Friday, June 22, 2012

Who’s who at the International Whaling Commission (IWC)

Although I’ve said before that I’m not really allowed to talk about what goes on at the meeting I’m in, I can give you some background information about who’s who at the meeting. First of all, those on the side of conservation.

At the moment Australia are leading the forces of light. This started a couple of years ago, and has a lot to do with Pete Garret, once of the band Midnight Oil, becoming the Australian environment minister. Garrett was particularly enthusiastic to be engaged in the whaling issue, and although Australia has always been a very active player at the IWC, they had more government support thanks to Garrett. New Zealand used to be the conservation heroes, but have gone very quiet in recent years, mostly because of a more conservative government and lack of funds. The UK is pretty active, although is a more subtle way – their Commissioners Richard and Trevor used to be like the Stephen Fry and Hugh Laurie of the Commission, being terribly polite, diplomatic, yet extremely sarcastic and very cutting. Sadly Richard has retired and the IWC meetings have got a lot less witty. Most of the European countries are pro-conservation, but these days the European nations have to have consensus and vote at international meetings as a block, and getting all of these countries to co-ordinate is, to say the least, a little difficult. Denmark is the problem child in Europe. Although a member of the European Union (in which killing whales and dolphins is banned), Denmark has dominion over Greenland and the Faeroes (part of Europe, but also separate, like the Puerto Rico and Samoa of Europe, but not as sunny, nor as good at sports), both of which have whaling/dolphin hunts. So, Denmark supports the hunts of marine mammals and is the sand in the ointment in the European delegation. Talking about the European countries I should highlight the Luxemburg delegation – they might be a small delegation, but they always know where the best restaurants and bars are. Various Latin American countries also work as a block: Chile, Argentina and Brazil are particularly active and passionate about whale conservation, and other Latin American countries try to back them up, although are often strapped for cash to send delegates to meetings.
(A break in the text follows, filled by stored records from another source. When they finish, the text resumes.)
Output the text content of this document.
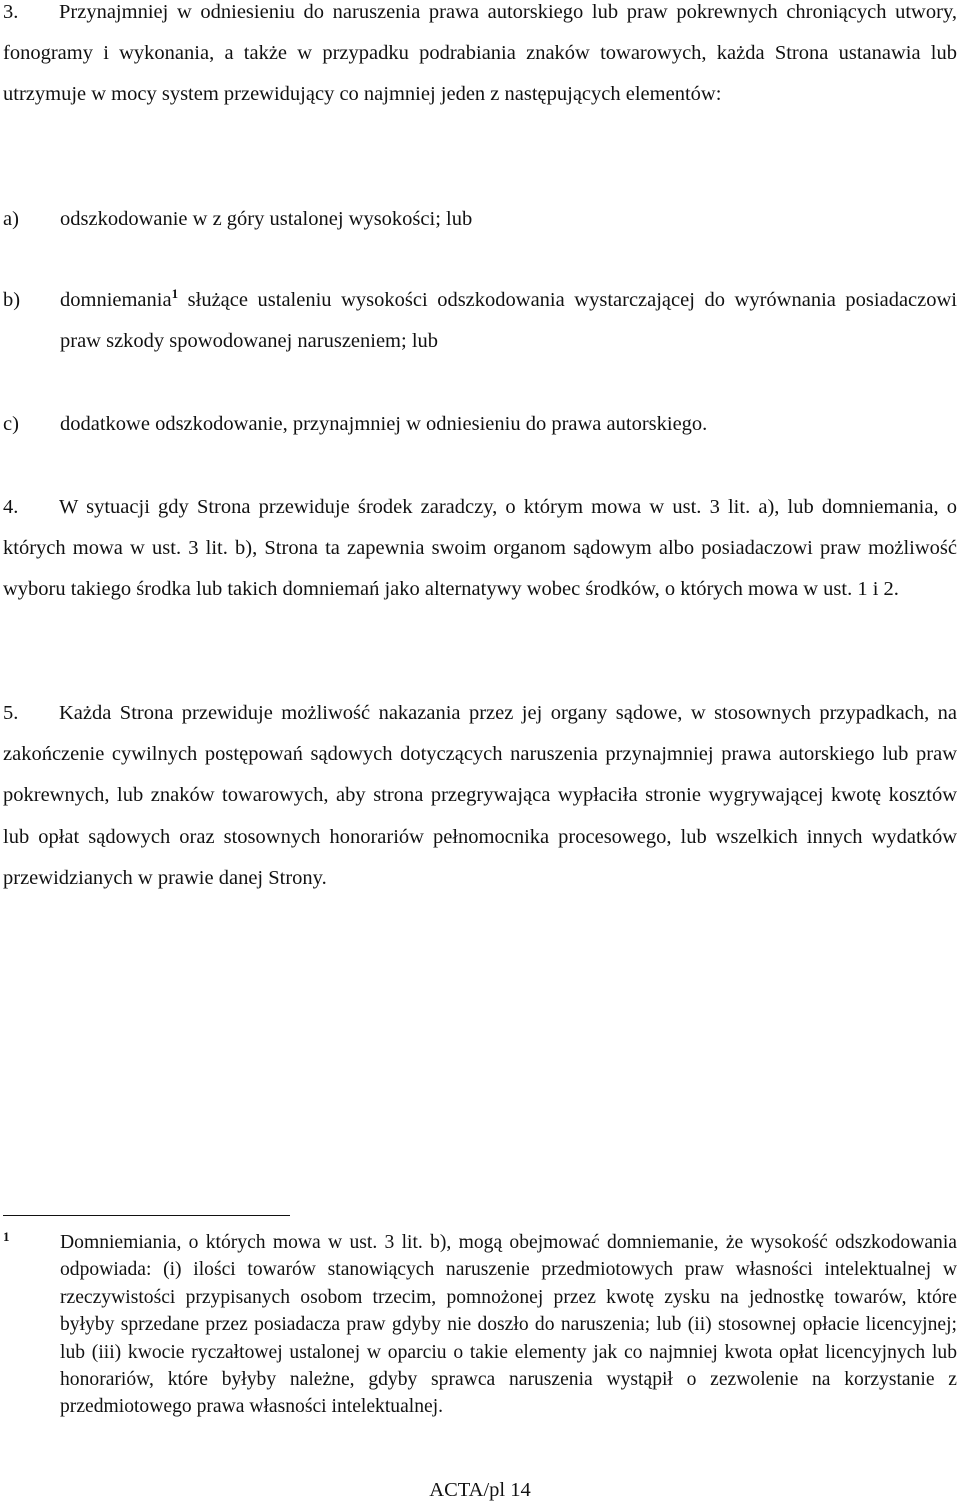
3. Przynajmniej w odniesieniu do naruszenia prawa autorskiego lub praw pokrewnych chroniących utwory, fonogramy i wykonania, a także w przypadku podrabiania znaków towarowych, każda Strona ustanawia lub utrzymuje w mocy system przewidujący co najmniej jeden z następujących elementów:

a) odszkodowanie w z góry ustalonej wysokości; lub
b) domniemania$^1$ służące ustaleniu wysokości odszkodowania wystarczającej do wyrównania posiadaczowi praw szkody spowodowanej naruszeniem; lub
c) dodatkowe odszkodowanie, przynajmniej w odniesieniu do prawa autorskiego.

4. W sytuacji gdy Strona przewiduje środek zaradczy, o którym mowa w ust. 3 lit. a), lub domniemania, o których mowa w ust. 3 lit. b), Strona ta zapewnia swoim organom sądowym albo posiadaczowi praw możliwość wyboru takiego środka lub takich domniemań jako alternatywy wobec środków, o których mowa w ust. 1 i 2.

5. Każda Strona przewiduje możliwość nakazania przez jej organy sądowe, w stosownych przypadkach, na zakończenie cywilnych postępowań sądowych dotyczących naruszenia przynajmniej prawa autorskiego lub praw pokrewnych, lub znaków towarowych, aby strona przegrywająca wypłaciła stronie wygrywającej kwotę kosztów lub opłat sądowych oraz stosownych honorariów pełnomocnika procesowego, lub wszelkich innych wydatków przewidzianych w prawie danej Strony.

1	Domniemiania, o których mowa w ust. 3 lit. b), mogą obejmować domniemanie, że wysokość odszkodowania odpowiada: (i) ilości towarów stanowiących naruszenie przedmiotowych praw własności intelektualnej w rzeczywistości przypisanych osobom trzecim, pomnożonej przez kwotę zysku na jednostkę towarów, które byłyby sprzedane przez posiadacza praw gdyby nie doszło do naruszenia; lub (ii) stosownej opłacie licencyjnej; lub (iii) kwocie ryczałtowej ustalonej w oparciu o takie elementy jak co najmniej kwota opłat licencyjnych lub honorariów, które byłyby należne, gdyby sprawca naruszenia wystąpił o zezwolenie na korzystanie z przedmiotowego prawa własności intelektualnej.

ACTA/pl 14
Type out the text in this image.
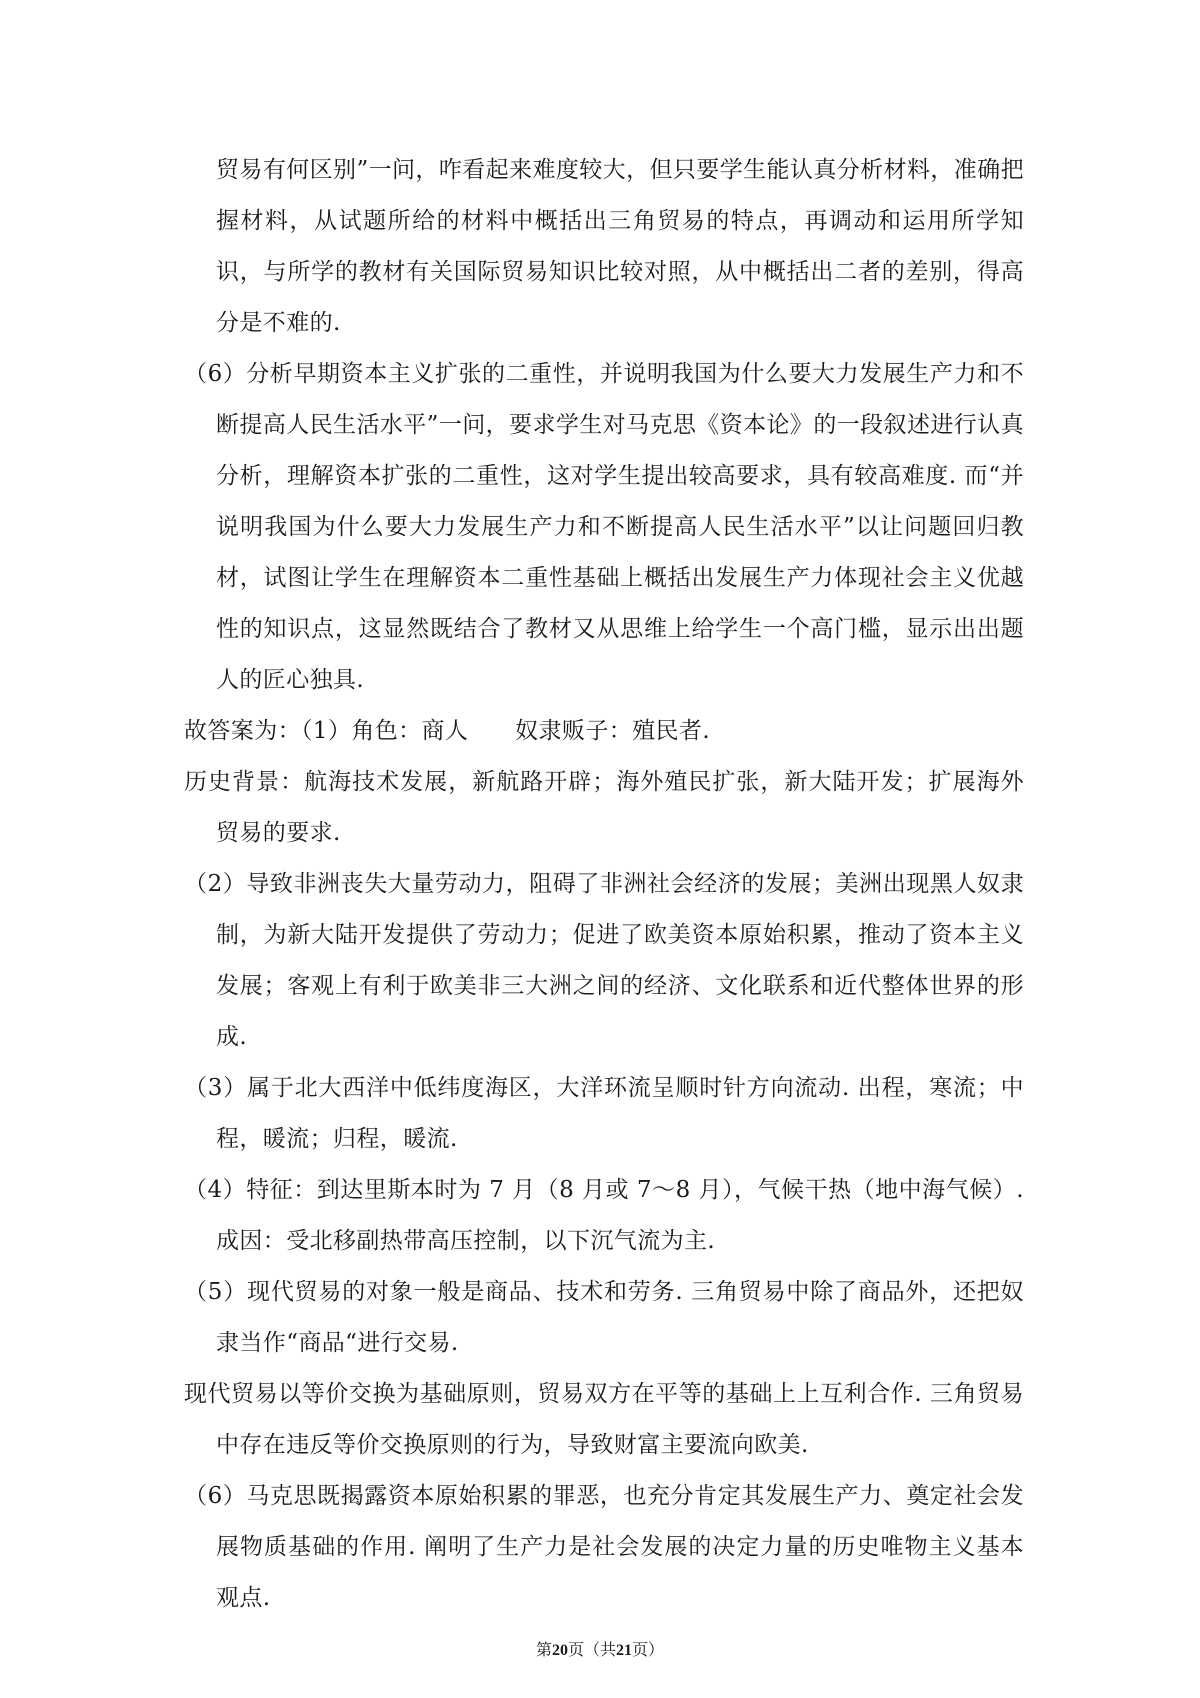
贸易有何区别”一问，咋看起来难度较大，但只要学生能认真分析材料，准确把握材料，从试题所给的材料中概括出三角贸易的特点，再调动和运用所学知识，与所学的教材有关国际贸易知识比较对照，从中概括出二者的差别，得高分是不难的.

（6）分析早期资本主义扩张的二重性，并说明我国为什么要大力发展生产力和不断提高人民生活水平”一问，要求学生对马克思《资本论》的一段叙述进行认真分析，理解资本扩张的二重性，这对学生提出较高要求，具有较高难度. 而“并说明我国为什么要大力发展生产力和不断提高人民生活水平”以让问题回归教材，试图让学生在理解资本二重性基础上概括出发展生产力体现社会主义优越性的知识点，这显然既结合了教材又从思维上给学生一个高门槛，显示出出题人的匠心独具.

故答案为：（1）角色：商人　　奴隶贩子：殖民者.

历史背景：航海技术发展，新航路开辟；海外殖民扩张，新大陆开发；扩展海外贸易的要求.

（2）导致非洲丧失大量劳动力，阻碍了非洲社会经济的发展；美洲出现黑人奴隶制，为新大陆开发提供了劳动力；促进了欧美资本原始积累，推动了资本主义发展；客观上有利于欧美非三大洲之间的经济、文化联系和近代整体世界的形成.

（3）属于北大西洋中低纬度海区，大洋环流呈顺时针方向流动. 出程，寒流；中程，暖流；归程，暖流.

（4）特征：到达里斯本时为 7 月（8 月或 7～8 月），气候干热（地中海气候）. 成因：受北移副热带高压控制，以下沉气流为主.

（5）现代贸易的对象一般是商品、技术和劳务. 三角贸易中除了商品外，还把奴隶当作“商品“进行交易.

现代贸易以等价交换为基础原则，贸易双方在平等的基础上上互利合作. 三角贸易中存在违反等价交换原则的行为，导致财富主要流向欧美.

（6）马克思既揭露资本原始积累的罪恶，也充分肯定其发展生产力、奠定社会发展物质基础的作用. 阐明了生产力是社会发展的决定力量的历史唯物主义基本观点.

第20页（共21页）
Representing the dark side of the force, Japan is the main player, with Norway, Iceland (nb neither Iceland nor Norway are members of the European Union and so what I said above does not count for them), and Korea. A controversial aspect of the IWC is the number of small developing nations that have recently joined the IWC and vote with Japan on whaling issues. In 2010, a UK newspaper conducted a reporting ‘sting’ operating and filmed one of the delegates admitting having taken Japanese money in exchange for their vote at the IWC. The fact that the delegate in question was the vice-chair of the Commission caused huge scandal that year.

So where is  the US in this? Well the US is usually on the side of good, but it is a whaling nation (there is “aboriginal” whaling for bowhead whales in Alaska, as well as hunts for beluga and narwhals). Whenever it’s a year to discuss bowhead whale quotas, the US bends over backwards not to upset any whaling nations so they can get the bowhead whale quota for native Americans. Two years ago, the US led the charge to roll back the current whaling ban/moratorium in an extremely politically naïve attempt to “solve the whaling deadlock at the IWC once and for all”. The idea was that by allowing commercial whaling to resume, then the uncontrolled “scientific whaling” would stop. What the likely result would have been – commercial whaling with countries using “scientific whaling” to top up their quotas, and virtually no way to rein whaling in. Luckily the US initiative failed (thanks to the Latin American and European blocks), and the US commissioner who suggested this initiative has been “moved on”. Hopefully the US will be more conservation-focused this year, when it comes to the Commission meeting… let’s see.